If you're looking for bargains to buy today, consider these two top-quality growth stocks. Powerful catalysts could drive sharp rebounds in their share prices in the coming years.

Walt Disney 

Bob Iger is back. The executive who helped build Walt Disney (DIS 1.54%) into the entertainment titan it is today recently returned to his post as CEO. Iger oversaw Disney's acquisitions of Pixar, Marvel, and Lucasfilm -- all of which have gone on to be profit powerhouses for the company. Now, Iger has his sights set on building Disney+ into another potent profit driver in the coming years.

With more than 164 million subscribers as of Oct. 1, Disney+ is already a formidable force in the streaming arena. Combined with over 24 million customers for ESPN+ and 47 million for Hulu, Disney's total streaming subscriber count exceeds 235 million. For comparison, Netflix ended the third quarter with slightly more than 223 million subscribers. 

However, Disney's streaming business is not yet profitable. The company's direct-to-consumer segment generated an operating loss of nearly $1.5 billion in its most recent quarter, as Disney spent heavily to strengthen its already impressive content library. But management expects Disney+ to achieve profitability in 2024. Recent price hikes and a new ad-supported plan should help it do just that.

Once its streaming operations begin contributing to its profit production, investors should get a better sense of Disney's true earnings power, which has been suppressed by its growth investments. That should result in a significantly higher stock price. You can buy ahead of these likely gains as Disney's shares are currently still down 40% over the past year. 


After foregoing travel during the earlier stages of the pandemic, many people are looking forward to taking vacations in 2023. And they're increasingly turning to Airbnb (ABNB 2.77%) to find their dream destinations.

The short-term rental listing platform is also benefiting from the work-from-home trend. So-called digital nomads use Airbnb to find and book lodging at locations around the world, which allows them to travel while working remotely.

These trends are helping to fuel Airbnb's growth. Nights and experiences booked on its platform jumped 25% year over year to 99.7 million in the third quarter. This drove a 29% increase in revenue to $2.9 billion, and a 46% surge in net income to $1.2 billion. 

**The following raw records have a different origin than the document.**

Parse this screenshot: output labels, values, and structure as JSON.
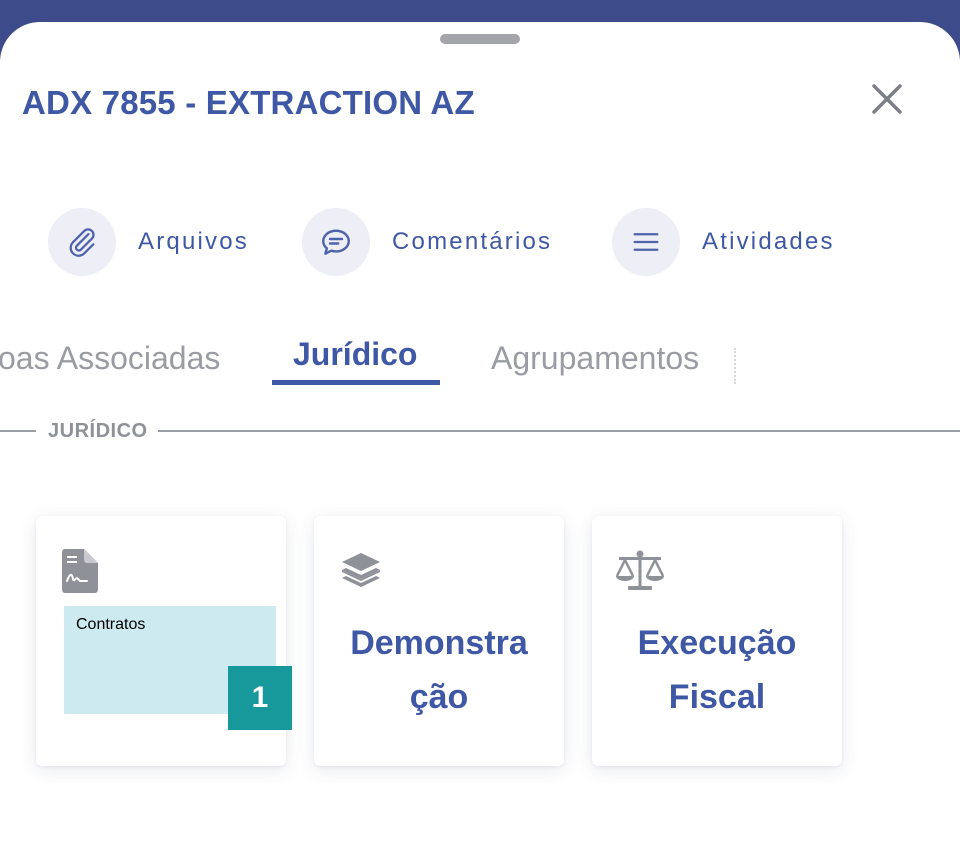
{
  "header": {
    "title": "ADX 7855 - EXTRACTION AZ",
    "close_icon": "close-icon"
  },
  "actions": [
    {
      "label": "Arquivos",
      "icon": "paperclip-icon"
    },
    {
      "label": "Comentários",
      "icon": "comment-icon"
    },
    {
      "label": "Atividades",
      "icon": "list-icon"
    }
  ],
  "tabs": [
    {
      "label": "oas Associadas",
      "active": false
    },
    {
      "label": "Jurídico",
      "active": true
    },
    {
      "label": "Agrupamentos",
      "active": false
    }
  ],
  "section": {
    "label": "JURÍDICO"
  },
  "cards": [
    {
      "lines": [
        "Contratos"
      ],
      "icon": "contract-file-icon",
      "badge": "1"
    },
    {
      "lines": [
        "Demonstra",
        "ção"
      ],
      "icon": "layers-icon"
    },
    {
      "lines": [
        "Execução",
        "Fiscal"
      ],
      "icon": "scale-icon"
    }
  ],
  "colors": {
    "primary": "#3f58a5",
    "header_band": "#3d4b8a",
    "badge": "#17989b",
    "highlight": "#cdeaf0",
    "muted": "#9a9ca3"
  }
}
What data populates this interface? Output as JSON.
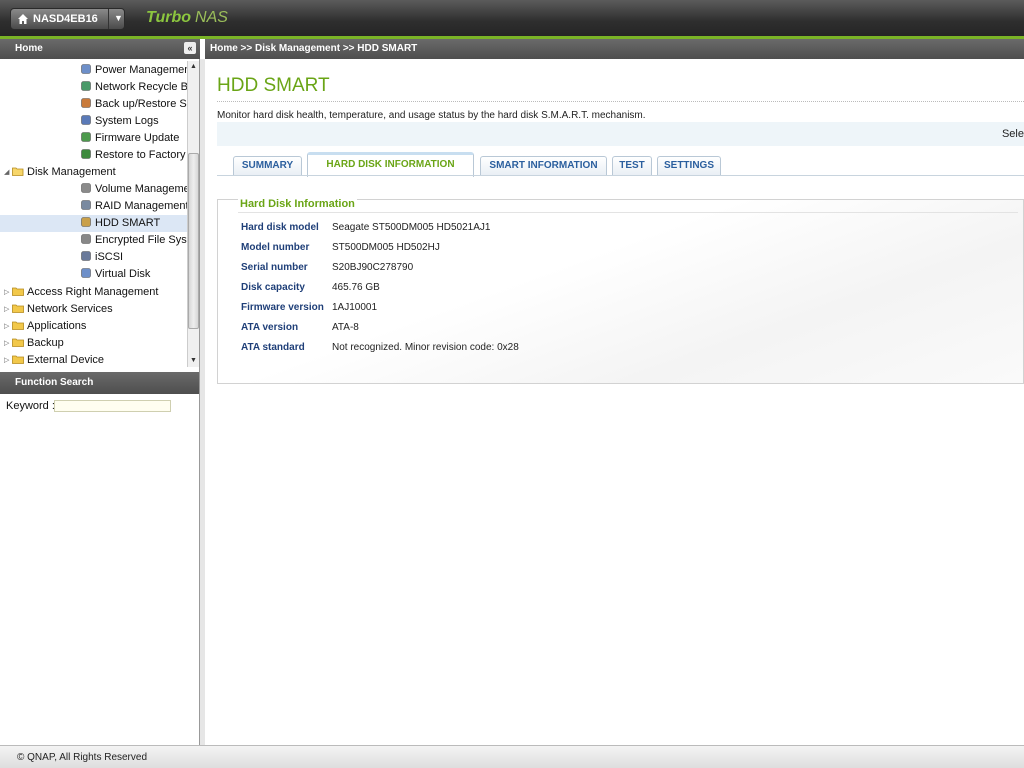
{
  "topbar": {
    "server_name": "NASD4EB16",
    "brand_primary": "Turbo",
    "brand_secondary": "NAS",
    "accent": "#7ab326"
  },
  "sidebar": {
    "header": "Home",
    "items": [
      {
        "label": "Power Management",
        "icon": "power-icon",
        "selected": false
      },
      {
        "label": "Network Recycle Bin",
        "icon": "recycle-icon",
        "selected": false
      },
      {
        "label": "Back up/Restore Settings",
        "icon": "backup-icon",
        "selected": false
      },
      {
        "label": "System Logs",
        "icon": "log-icon",
        "selected": false
      },
      {
        "label": "Firmware Update",
        "icon": "firmware-icon",
        "selected": false
      },
      {
        "label": "Restore to Factory Default",
        "icon": "factory-icon",
        "selected": false
      },
      {
        "label": "Disk Management",
        "icon": "folder-open-icon",
        "selected": false
      },
      {
        "label": "Volume Management",
        "icon": "volume-icon",
        "selected": false
      },
      {
        "label": "RAID Management",
        "icon": "raid-icon",
        "selected": false
      },
      {
        "label": "HDD SMART",
        "icon": "hdd-smart-icon",
        "selected": true
      },
      {
        "label": "Encrypted File System",
        "icon": "encrypt-icon",
        "selected": false
      },
      {
        "label": "iSCSI",
        "icon": "iscsi-icon",
        "selected": false
      },
      {
        "label": "Virtual Disk",
        "icon": "virtual-disk-icon",
        "selected": false
      },
      {
        "label": "Access Right Management",
        "icon": "folder-icon",
        "selected": false
      },
      {
        "label": "Network Services",
        "icon": "folder-icon",
        "selected": false
      },
      {
        "label": "Applications",
        "icon": "folder-icon",
        "selected": false
      },
      {
        "label": "Backup",
        "icon": "folder-icon",
        "selected": false
      },
      {
        "label": "External Device",
        "icon": "folder-icon",
        "selected": false
      }
    ],
    "function_search": {
      "header": "Function Search",
      "keyword_label": "Keyword :",
      "keyword_value": ""
    }
  },
  "breadcrumb": "Home >> Disk Management >> HDD SMART",
  "main": {
    "title": "HDD SMART",
    "description": "Monitor hard disk health, temperature, and usage status by the hard disk S.M.A.R.T. mechanism.",
    "select_text": "Sele",
    "tabs": [
      {
        "label": "SUMMARY",
        "active": false
      },
      {
        "label": "HARD DISK INFORMATION",
        "active": true
      },
      {
        "label": "SMART INFORMATION",
        "active": false
      },
      {
        "label": "TEST",
        "active": false
      },
      {
        "label": "SETTINGS",
        "active": false
      }
    ],
    "info": {
      "heading": "Hard Disk Information",
      "rows": [
        {
          "label": "Hard disk model",
          "value": "Seagate ST500DM005 HD5021AJ1"
        },
        {
          "label": "Model number",
          "value": "ST500DM005 HD502HJ"
        },
        {
          "label": "Serial number",
          "value": "S20BJ90C278790"
        },
        {
          "label": "Disk capacity",
          "value": "465.76 GB"
        },
        {
          "label": "Firmware version",
          "value": "1AJ10001"
        },
        {
          "label": "ATA version",
          "value": "ATA-8"
        },
        {
          "label": "ATA standard",
          "value": "Not recognized. Minor revision code: 0x28"
        }
      ]
    }
  },
  "footer": {
    "copyright": "© QNAP, All Rights Reserved"
  }
}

That impressive performance highlights the scalability of Airbnb's business model. The company's profits tend to grow even faster than its revenue, due to the relatively meager expenses it incurs by serving as an online marketplace. More than 4 million hosts take on the responsibility and costs of obtaining and preparing their properties for renters. Airbnb then takes a percentage of these rental transactions in fees.

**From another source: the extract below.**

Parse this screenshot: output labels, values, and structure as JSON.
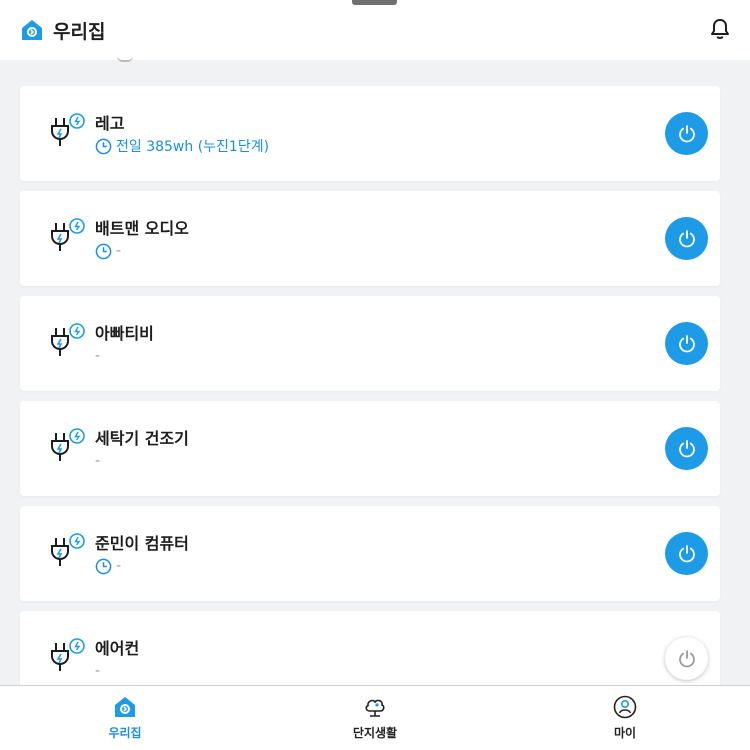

With little need for capital expenditures, Airbnb is a cash-generating machine. It generated $960 million in free cash flow in the third quarter alone -- and a whopping $3.3 billion over the trailing 12 months. 

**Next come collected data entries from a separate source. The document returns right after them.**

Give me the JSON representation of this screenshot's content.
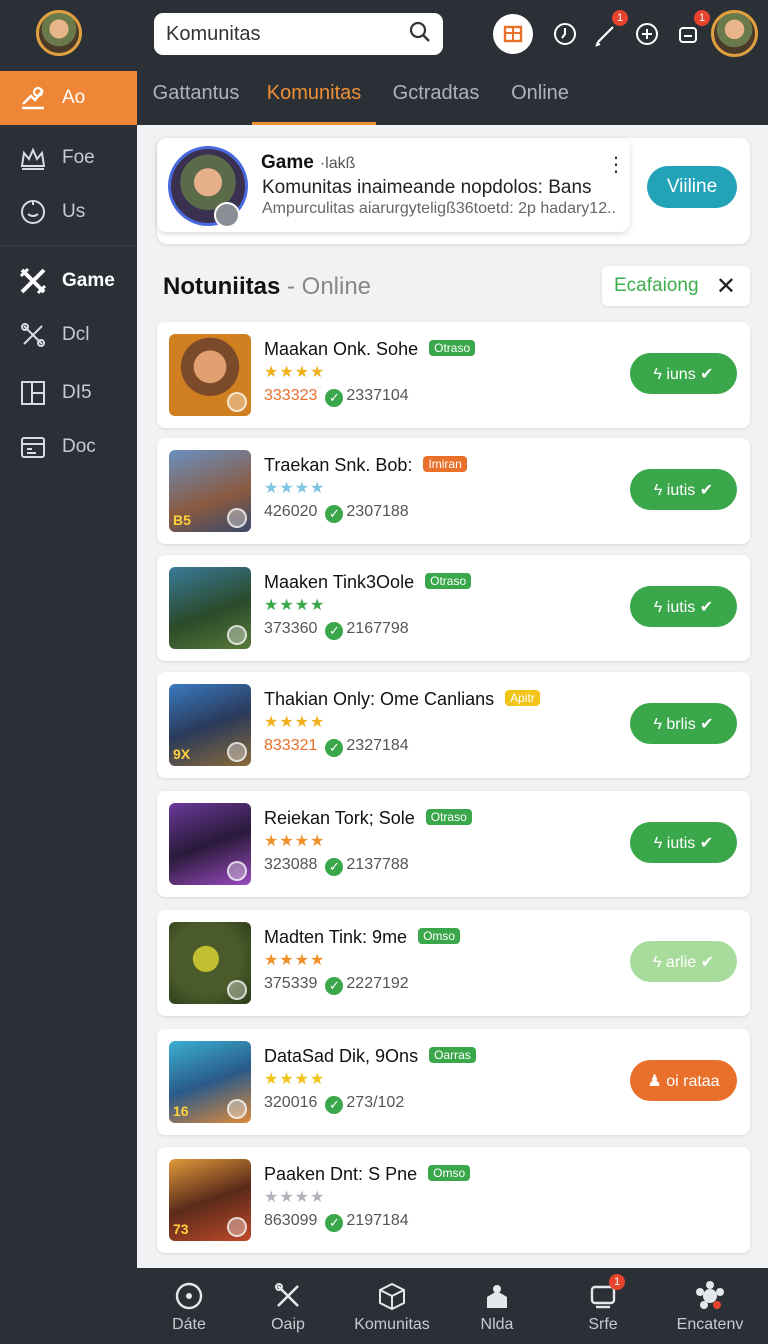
{
  "sidebar": {
    "items": [
      {
        "label": "Ao",
        "icon": "announce-icon"
      },
      {
        "label": "Foe",
        "icon": "crown-icon"
      },
      {
        "label": "Us",
        "icon": "smile-icon"
      },
      {
        "label": "Game",
        "icon": "crossed-swords-icon"
      },
      {
        "label": "Dcl",
        "icon": "tools-icon"
      },
      {
        "label": "DI5",
        "icon": "layout-icon"
      },
      {
        "label": "Doc",
        "icon": "calendar-icon"
      }
    ]
  },
  "search": {
    "value": "Komunitas"
  },
  "topbar": {
    "badge1": "1",
    "badge2": "1"
  },
  "tabs": [
    "Gattantus",
    "Komunitas",
    "Gctradtas",
    "Online"
  ],
  "featured": {
    "title": "Game",
    "title_suffix": "·lakß",
    "line1": "Komunitas inaimeande nopdolos: Bans",
    "line2": "Ampurculitas aiarurgyteligß36toetd: 2p hadary12..",
    "more": "⋮",
    "button": "Viiline"
  },
  "section": {
    "title": "Notuniitas",
    "sep": " - ",
    "subtitle": "Online"
  },
  "filter": {
    "label": "Ecafaiong",
    "close": "✕"
  },
  "rows": [
    {
      "title": "Maakan Onk. Sohe",
      "badge": "Otraso",
      "badge_color": "#3aa84a",
      "stars": "★★★★",
      "stars_color": "#f2b01e",
      "num1": "333323",
      "num1_color": "#e8702a",
      "num2": "2337104",
      "button": "ϟ iuns ✔",
      "btn_color": "#3aa84a"
    },
    {
      "title": "Traekan Snk. Bob:",
      "badge": "Imiran",
      "badge_color": "#e8702a",
      "stars": "★★★★",
      "stars_color": "#7fc4e0",
      "num1": "426020",
      "num1_color": "#555555",
      "num2": "2307188",
      "button": "ϟ iutis ✔",
      "btn_color": "#3aa84a"
    },
    {
      "title": "Maaken Tink3Oole",
      "badge": "Otraso",
      "badge_color": "#3aa84a",
      "stars": "★★★★",
      "stars_color": "#3aa84a",
      "num1": "373360",
      "num1_color": "#555555",
      "num2": "2167798",
      "button": "ϟ iutis ✔",
      "btn_color": "#3aa84a"
    },
    {
      "title": "Thakian Only: Ome Canlians",
      "badge": "Apitr",
      "badge_color": "#f2c418",
      "stars": "★★★★",
      "stars_color": "#f2b01e",
      "num1": "833321",
      "num1_color": "#e8702a",
      "num2": "2327184",
      "button": "ϟ brlis ✔",
      "btn_color": "#3aa84a"
    },
    {
      "title": "Reiekan Tork; Sole",
      "badge": "Otraso",
      "badge_color": "#3aa84a",
      "stars": "★★★★",
      "stars_color": "#f0902a",
      "num1": "323088",
      "num1_color": "#555555",
      "num2": "2137788",
      "button": "ϟ iutis ✔",
      "btn_color": "#3aa84a"
    },
    {
      "title": "Madten Tink: 9me",
      "badge": "Omso",
      "badge_color": "#3aa84a",
      "stars": "★★★★",
      "stars_color": "#f0902a",
      "num1": "375339",
      "num1_color": "#555555",
      "num2": "2227192",
      "button": "ϟ arlie ✔",
      "btn_color": "#a8dc9c"
    },
    {
      "title": "DataSad Dik, 9Ons",
      "badge": "Oarras",
      "badge_color": "#3aa84a",
      "stars": "★★★★",
      "stars_color": "#f2c418",
      "num1": "320016",
      "num1_color": "#555555",
      "num2": "273/102",
      "button": "♟ oi rataa",
      "btn_color": "#e8702a"
    },
    {
      "title": "Paaken Dnt: S Pne",
      "badge": "Omso",
      "badge_color": "#3aa84a",
      "stars": "★★★★",
      "stars_color": "#b0b4ba",
      "num1": "863099",
      "num1_color": "#555555",
      "num2": "2197184",
      "button": "",
      "btn_color": ""
    }
  ],
  "thumb_tags": [
    "",
    "B5",
    "",
    "9X",
    "",
    "",
    "16",
    "73"
  ],
  "bottom_nav": [
    {
      "label": "Dáte",
      "icon": "compass-icon"
    },
    {
      "label": "Oaip",
      "icon": "tools-icon"
    },
    {
      "label": "Komunitas",
      "icon": "box-icon"
    },
    {
      "label": "Nlda",
      "icon": "home-icon"
    },
    {
      "label": "Srfe",
      "icon": "chat-icon",
      "badge": "1"
    },
    {
      "label": "Encatenv",
      "icon": "gear-icon"
    }
  ]
}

And yet, Airbnb's stock is down 47% over the past year. Like many growth stocks, Airbnb has seen its price-to-earnings multiple compress as investors have grown more cautious during the current bear market. Its stock now trades for less than 33 times its projected earnings per share in 2023. That's an attractive price for a high-quality business that's expected to grow its profits by more than 20% annually over the next half-decade.